TAMPA, Fla. — Japanese space robotics enterprise GITAI said May 24 it has raised 4 billion yen ($29 million) to speed up technology development and its U.S. expansion plans.
Tokyo-based early-stage investor Global Brain led the funding round, an extension of a Series B round that raised around $17 million in 2021.
GITAI founder and CEO Sho Nakanose said the funds would support efforts to develop a lunar rover and a two-meter-long Inchworm robotic arm.
The rover recently passed various tests corresponding to Level 4 of NASA’s Technology Readiness Level (TRL), GITAI announced March 24.
In a simulated lunar environment near the western fringe of the Mojave Desert in California, the enterprise said it used two rovers and two Inchworms in March to emulate tasks needed to construct a base on the moon and explore its surface.
The demonstrations included excavation, solar panel and antenna installation, welding, towing an inflatable module, and changing one in every of the rover’s tires.
GITAI said greater than half of the components used for these demonstrations have already passed vibration, radiation, and other environmental tests in a simulated space environment.
The enterprise’s Inchworm robotic arm has reached TRL 5, Nakanose told .
He said a lot of the components on Inchworm are much like GITAI’s 1.5-meter-long S2 robotic arm system, which the enterprise hopes to upgrade from TRL 6 to TRL 7 with an upcoming demonstration outside the International Space Station.
If S2 passes NASA’s final safety review in June, GITAI plans at hand S2 over to NASA for transport to the ISS on a Cygnus cargo mission in December.
The GITAI lunar rover is slated to achieve TRL 6 by the tip of 2024 through various ground tests, in line with Nakanose.
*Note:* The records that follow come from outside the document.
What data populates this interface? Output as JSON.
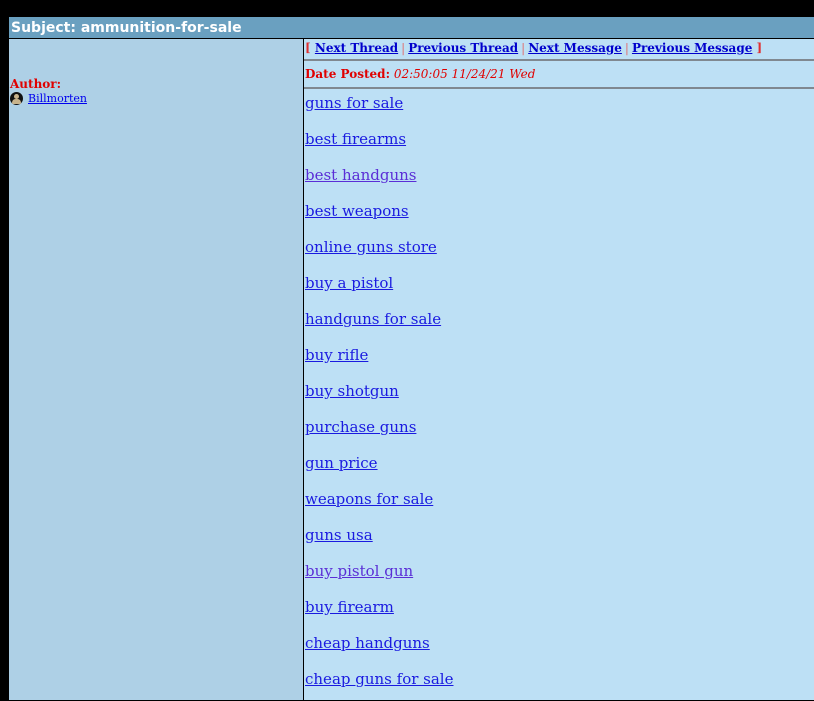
{
  "subject": {
    "label": "Subject:",
    "title": "ammunition-for-sale",
    "full": "Subject: ammunition-for-sale"
  },
  "author": {
    "label": "Author:",
    "name": "Billmorten",
    "icon": "user-avatar-icon"
  },
  "nav": {
    "open_bracket": "[",
    "close_bracket": "]",
    "separator": "|",
    "next_thread": "Next Thread",
    "previous_thread": "Previous Thread",
    "next_message": "Next Message",
    "previous_message": "Previous Message"
  },
  "post": {
    "date_label": "Date Posted:",
    "date_value": "02:50:05 11/24/21 Wed"
  },
  "links": [
    {
      "text": "guns for sale",
      "visited": false
    },
    {
      "text": "best firearms",
      "visited": false
    },
    {
      "text": "best handguns",
      "visited": true
    },
    {
      "text": "best weapons",
      "visited": false
    },
    {
      "text": "online guns store",
      "visited": false
    },
    {
      "text": "buy a pistol",
      "visited": false
    },
    {
      "text": "handguns for sale",
      "visited": false
    },
    {
      "text": "buy rifle",
      "visited": false
    },
    {
      "text": "buy shotgun",
      "visited": false
    },
    {
      "text": "purchase guns",
      "visited": false
    },
    {
      "text": "gun price",
      "visited": false
    },
    {
      "text": "weapons for sale",
      "visited": false
    },
    {
      "text": "guns usa",
      "visited": false
    },
    {
      "text": "buy pistol gun",
      "visited": true
    },
    {
      "text": "buy firearm",
      "visited": false
    },
    {
      "text": "cheap handguns",
      "visited": false
    },
    {
      "text": "cheap guns for sale",
      "visited": false
    }
  ],
  "colors": {
    "subject_bar": "#6aa0c0",
    "left_panel": "#aed0e6",
    "right_panel": "#bde0f5",
    "label_red": "#e00000",
    "link_blue": "#1a1ae0",
    "link_visited": "#5a2ed6"
  }
}
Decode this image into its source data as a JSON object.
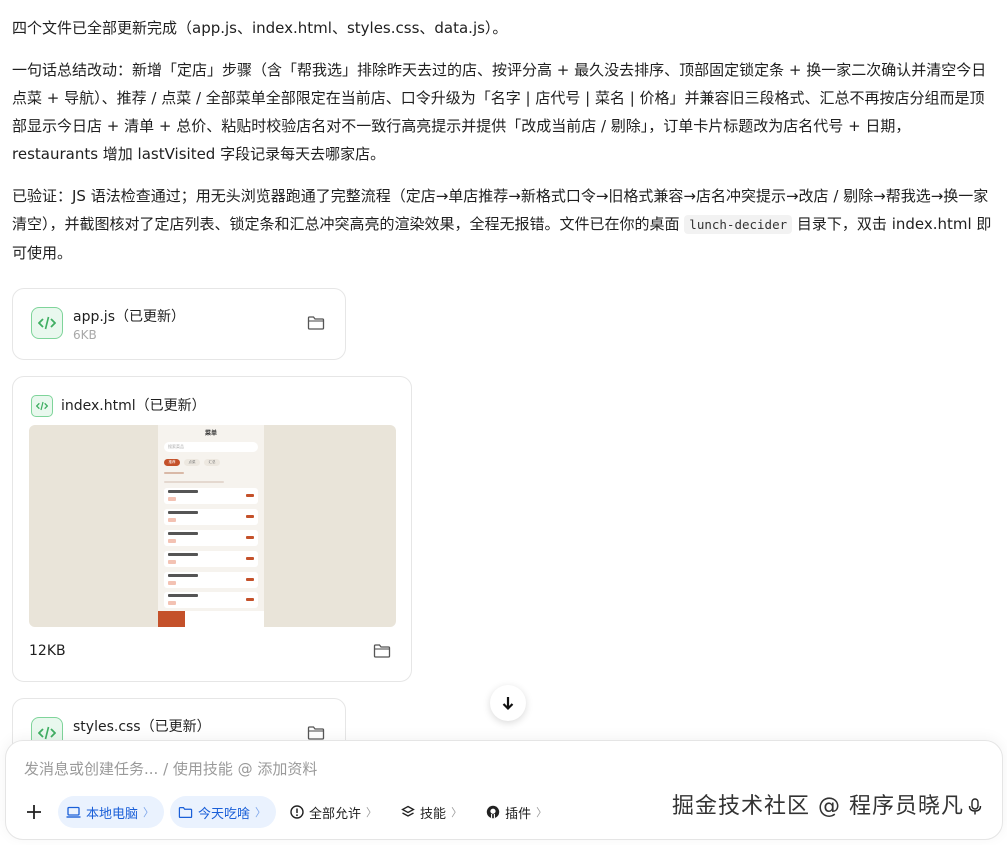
{
  "message": {
    "p1": "四个文件已全部更新完成（app.js、index.html、styles.css、data.js）。",
    "p2": "一句话总结改动：新增「定店」步骤（含「帮我选」排除昨天去过的店、按评分高 + 最久没去排序、顶部固定锁定条 + 换一家二次确认并清空今日点菜 + 导航）、推荐 / 点菜 / 全部菜单全部限定在当前店、口令升级为「名字 | 店代号 | 菜名 | 价格」并兼容旧三段格式、汇总不再按店分组而是顶部显示今日店 + 清单 + 总价、粘贴时校验店名对不一致行高亮提示并提供「改成当前店 / 剔除」，订单卡片标题改为店名代号 + 日期，restaurants 增加 lastVisited 字段记录每天去哪家店。",
    "p3_before": "已验证：JS 语法检查通过；用无头浏览器跑通了完整流程（定店→单店推荐→新格式口令→旧格式兼容→店名冲突提示→改店 / 剔除→帮我选→换一家清空），并截图核对了定店列表、锁定条和汇总冲突高亮的渲染效果，全程无报错。文件已在你的桌面",
    "p3_code": "lunch-decider",
    "p3_after": "目录下，双击 index.html 即可使用。"
  },
  "files": [
    {
      "name": "app.js（已更新）",
      "size": "6KB"
    },
    {
      "name": "index.html（已更新）",
      "size": "12KB"
    },
    {
      "name": "styles.css（已更新）"
    }
  ],
  "preview": {
    "title": "菜单",
    "search_placeholder": "搜索菜品",
    "tabs": [
      "推荐",
      "点菜",
      "汇总"
    ]
  },
  "composer": {
    "placeholder": "发消息或创建任务... / 使用技能 @ 添加资料",
    "chips": [
      {
        "label": "本地电脑",
        "icon": "laptop-icon"
      },
      {
        "label": "今天吃啥",
        "icon": "folder-icon"
      },
      {
        "label": "全部允许",
        "icon": "alert-circle-icon"
      },
      {
        "label": "技能",
        "icon": "layers-icon"
      },
      {
        "label": "插件",
        "icon": "github-icon"
      }
    ]
  },
  "watermark": "掘金技术社区 @ 程序员晓凡",
  "colors": {
    "accent": "#1a5fd8",
    "file_icon": "#7fd49a",
    "preview_accent": "#c4512a"
  }
}
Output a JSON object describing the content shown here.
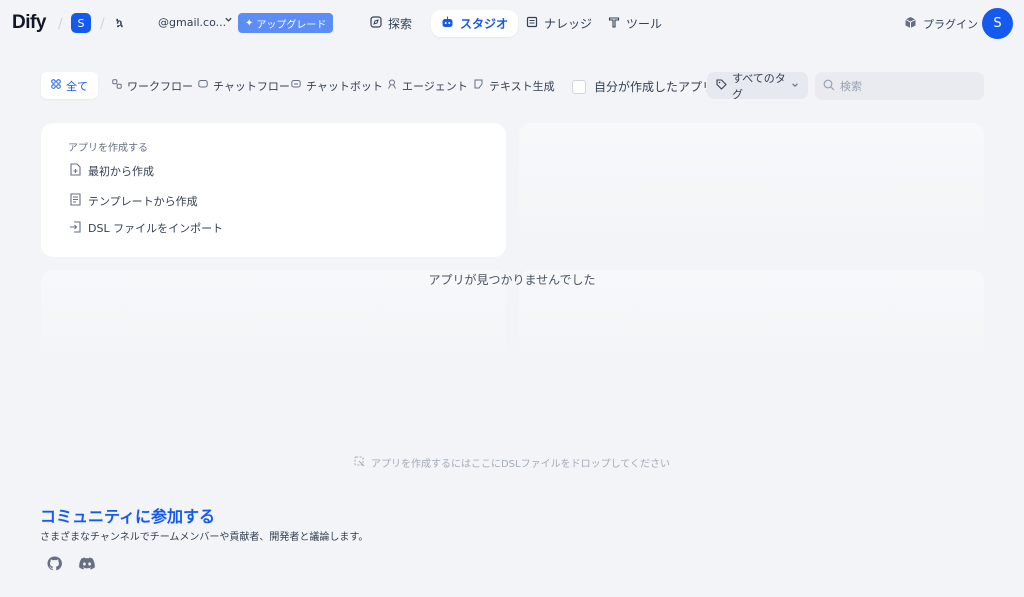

He said the enterprise is in talks with several U.S. launch firms for a 2026 demonstration mission on the lunar surface, where its rover would try and assemble a communication antenna and solar panels, enabling it to achieve TRL 7 or higher in what could potentially be a business mission.
U.S. growth strategy
GITAI plans to make use of a portion of the Series B proceeds to expand into larger engineering and flight model manufacturing facilities in Los Angeles.
The enterprise currently employs about 20 people at nearby Torrance, California, where the seven-year-old company opened its U.S. headquarters in June 2022. GITAI also employs around 20 people in Japan.
Nakanose said the enterprise expects so as to add 30 more employees within the U.S. this 12 months, followed by a further 50 people by the tip of 2024.
The international expansion plan comes after GITAI said in December that it had secured its first purchase order from an undisclosed U.S.-based company. Other customers include the Japanese government and Tokyo-based multinational Toyota.